A boot program for activating the adjustment apparatus C is stored in the ROM 103. As shown in FIG. 1, an operating system (OS) 111 as well as a signal processing program 112 for performing audio signal processing and one or more audio files 113 can be installed in the external storage device 110. The audio file 113 may be supplied from an external apparatus such as the server A via the network N, or supplied from a medium accommodated in the external media device F. Alternatively, the audio file 113 may be created from sound collected by the microphone M.

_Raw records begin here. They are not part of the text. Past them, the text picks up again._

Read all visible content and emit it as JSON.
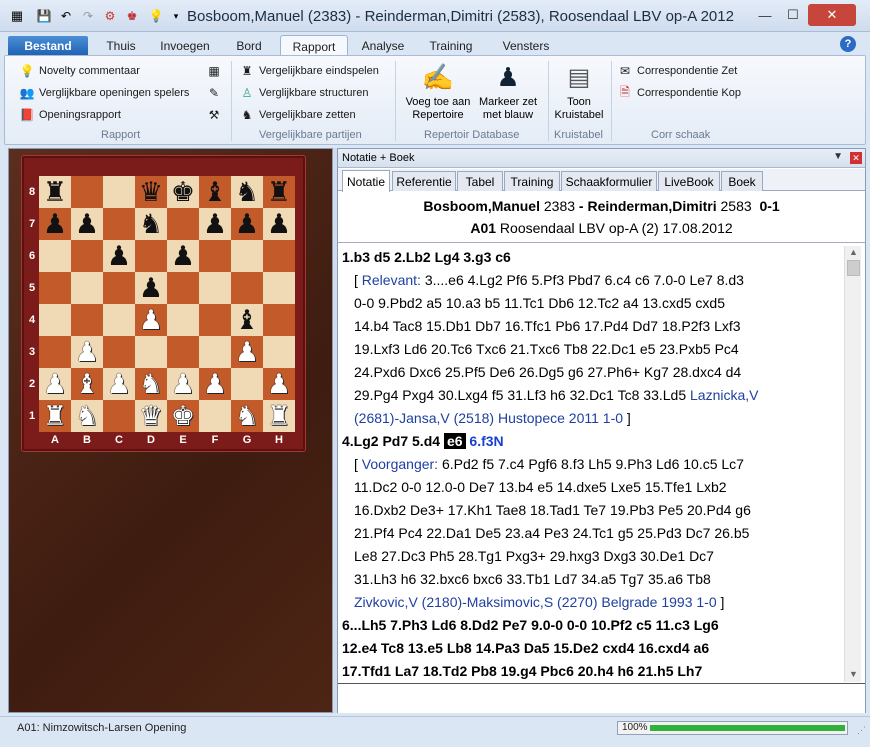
{
  "window": {
    "title": "Bosboom,Manuel (2383) - Reinderman,Dimitri (2583), Roosendaal LBV op-A 2012",
    "controls": [
      "minimize",
      "maximize",
      "close"
    ]
  },
  "ribbon_tabs": [
    "Bestand",
    "Thuis",
    "Invoegen",
    "Bord",
    "Rapport",
    "Analyse",
    "Training",
    "Vensters"
  ],
  "active_tab": "Rapport",
  "ribbon": {
    "rapport": {
      "items": [
        "Novelty commentaar",
        "Verglijkbare openingen spelers",
        "Openingsrapport"
      ],
      "label": "Rapport"
    },
    "vergelijkbare": {
      "items": [
        "Vergelijkbare eindspelen",
        "Verglijkbare structuren",
        "Vergelijkbare zetten"
      ],
      "label": "Vergelijkbare partijen"
    },
    "repertoir": {
      "btn1": [
        "Voeg toe aan",
        "Repertoire"
      ],
      "btn2": [
        "Markeer zet",
        "met blauw"
      ],
      "label": "Repertoir Database"
    },
    "kruistabel": {
      "btn": [
        "Toon",
        "Kruistabel"
      ],
      "label": "Kruistabel"
    },
    "corr": {
      "items": [
        "Correspondentie Zet",
        "Correspondentie Kop"
      ],
      "label": "Corr schaak"
    }
  },
  "board": {
    "ranks": [
      "8",
      "7",
      "6",
      "5",
      "4",
      "3",
      "2",
      "1"
    ],
    "files": [
      "A",
      "B",
      "C",
      "D",
      "E",
      "F",
      "G",
      "H"
    ],
    "position": [
      [
        "br",
        "",
        "",
        "bq",
        "bk",
        "bb",
        "bn",
        "br"
      ],
      [
        "bp",
        "bp",
        "",
        "bn",
        "",
        "bp",
        "bp",
        "bp"
      ],
      [
        "",
        "",
        "bp",
        "",
        "bp",
        "",
        "",
        ""
      ],
      [
        "",
        "",
        "",
        "bp",
        "",
        "",
        "",
        ""
      ],
      [
        "",
        "",
        "",
        "wp",
        "",
        "",
        "bb",
        ""
      ],
      [
        "",
        "wp",
        "",
        "",
        "",
        "",
        "wp",
        ""
      ],
      [
        "wp",
        "wb",
        "wp",
        "wn",
        "wp",
        "wp",
        "",
        "wp"
      ],
      [
        "wr",
        "wn",
        "",
        "wq",
        "wk",
        "",
        "wn",
        "wr"
      ]
    ]
  },
  "notation": {
    "panel_title": "Notatie + Boek",
    "tabs": [
      "Notatie",
      "Referentie",
      "Tabel",
      "Training",
      "Schaakformulier",
      "LiveBook",
      "Boek"
    ],
    "active_tab": "Notatie",
    "header": {
      "white": "Bosboom,Manuel",
      "white_elo": "2383",
      "sep": " - ",
      "black": "Reinderman,Dimitri",
      "black_elo": "2583",
      "result": "0-1",
      "eco": "A01",
      "event": "Roosendaal LBV op-A (2) 17.08.2012"
    },
    "lines": [
      {
        "type": "main",
        "text": "1.b3   d5  2.Lb2  Lg4  3.g3  c6"
      },
      {
        "type": "var",
        "prefix": "[ ",
        "label": "Relevant:",
        "text": " 3....e6  4.Lg2  Pf6  5.Pf3  Pbd7  6.c4  c6  7.0-0  Le7  8.d3"
      },
      {
        "type": "var",
        "text": "0-0  9.Pbd2  a5  10.a3  b5  11.Tc1  Db6  12.Tc2  a4  13.cxd5  cxd5"
      },
      {
        "type": "var",
        "text": "14.b4  Tac8  15.Db1  Db7  16.Tfc1  Pb6  17.Pd4  Dd7  18.P2f3  Lxf3"
      },
      {
        "type": "var",
        "text": "19.Lxf3  Ld6  20.Tc6  Txc6  21.Txc6  Tb8  22.Dc1  e5  23.Pxb5  Pc4"
      },
      {
        "type": "var",
        "text": "24.Pxd6  Dxc6  25.Pf5  De6  26.Dg5  g6  27.Ph6+  Kg7  28.dxc4  d4"
      },
      {
        "type": "var",
        "text": "29.Pg4  Pxg4  30.Lxg4  f5  31.Lf3  h6  32.Dc1  Tc8  33.Ld5 ",
        "ref": "Laznicka,V"
      },
      {
        "type": "var",
        "ref": "(2681)-Jansa,V (2518) Hustopece 2011 1-0",
        "suffix": " ]"
      },
      {
        "type": "cur",
        "pre": "4.Lg2  Pd7  5.d4 ",
        "cur": "e6",
        "last": "6.f3N"
      },
      {
        "type": "var",
        "prefix": "[ ",
        "label": "Voorganger:",
        "text": " 6.Pd2  f5  7.c4  Pgf6  8.f3  Lh5  9.Ph3  Ld6  10.c5  Lc7"
      },
      {
        "type": "var",
        "text": "11.Dc2  0-0  12.0-0  De7  13.b4  e5  14.dxe5  Lxe5  15.Tfe1  Lxb2"
      },
      {
        "type": "var",
        "text": "16.Dxb2  De3+  17.Kh1  Tae8  18.Tad1  Te7  19.Pb3  Pe5  20.Pd4  g6"
      },
      {
        "type": "var",
        "text": "21.Pf4  Pc4  22.Da1  De5  23.a4  Pe3  24.Tc1  g5  25.Pd3  Dc7  26.b5"
      },
      {
        "type": "var",
        "text": "Le8  27.Dc3  Ph5  28.Tg1  Pxg3+  29.hxg3  Dxg3  30.De1  Dc7"
      },
      {
        "type": "var",
        "text": "31.Lh3  h6  32.bxc6  bxc6  33.Tb1  Ld7  34.a5  Tg7  35.a6  Tb8"
      },
      {
        "type": "var",
        "ref": "Zivkovic,V (2180)-Maksimovic,S (2270) Belgrade 1993 1-0",
        "suffix": " ]"
      },
      {
        "type": "main",
        "text": "6...Lh5  7.Ph3  Ld6  8.Dd2  Pe7  9.0-0  0-0  10.Pf2  c5  11.c3  Lg6"
      },
      {
        "type": "main",
        "text": "12.e4  Tc8  13.e5  Lb8  14.Pa3  Da5  15.De2  cxd4  16.cxd4  a6"
      },
      {
        "type": "main",
        "text": "17.Tfd1  La7  18.Td2  Pb8  19.g4  Pbc6  20.h4  h6  21.h5  Lh7"
      }
    ]
  },
  "status": {
    "opening": "A01: Nimzowitsch-Larsen Opening",
    "progress_label": "100%",
    "progress_value": 100
  },
  "colors": {
    "board_light": "#f0d9b5",
    "board_dark": "#c25a2a",
    "frame": "#7b1c1a",
    "link_blue": "#2040a0",
    "progress_green": "#2fb13c"
  }
}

In an example, the file format of the audio file 113 can be a WAVE file format generally used in a personal computer. A WAVE file can include a header including information such as a monaural/stereo type, a sampling frequency, and the number of quantization bits, and audio signal data. Note that the file format of the audio file 113 is not limited to the WAVE file format. The file format of the audio file 113 may be a format other than the WAVE file format, such as the AIFF, MP3, or AAC formats.

FIG. 2 shows an example of a waveform W of the whole section of the audio signal displayed on the display device D when the CPU 101 executes the signal processing program 112 to load the audio file 113 as a processing target. The displayed waveform W is a time domain waveform, the abscissa represents the time, and the ordinate represents the signal level.

In an example, to compress the audio signal, an envelope indicating the outline of the waveform W of the audio signal can be acquired. The adjustment apparatus C serving as an adjustment apparatus can set adjustment points at a plurality of discrete positions corresponding to the envelope.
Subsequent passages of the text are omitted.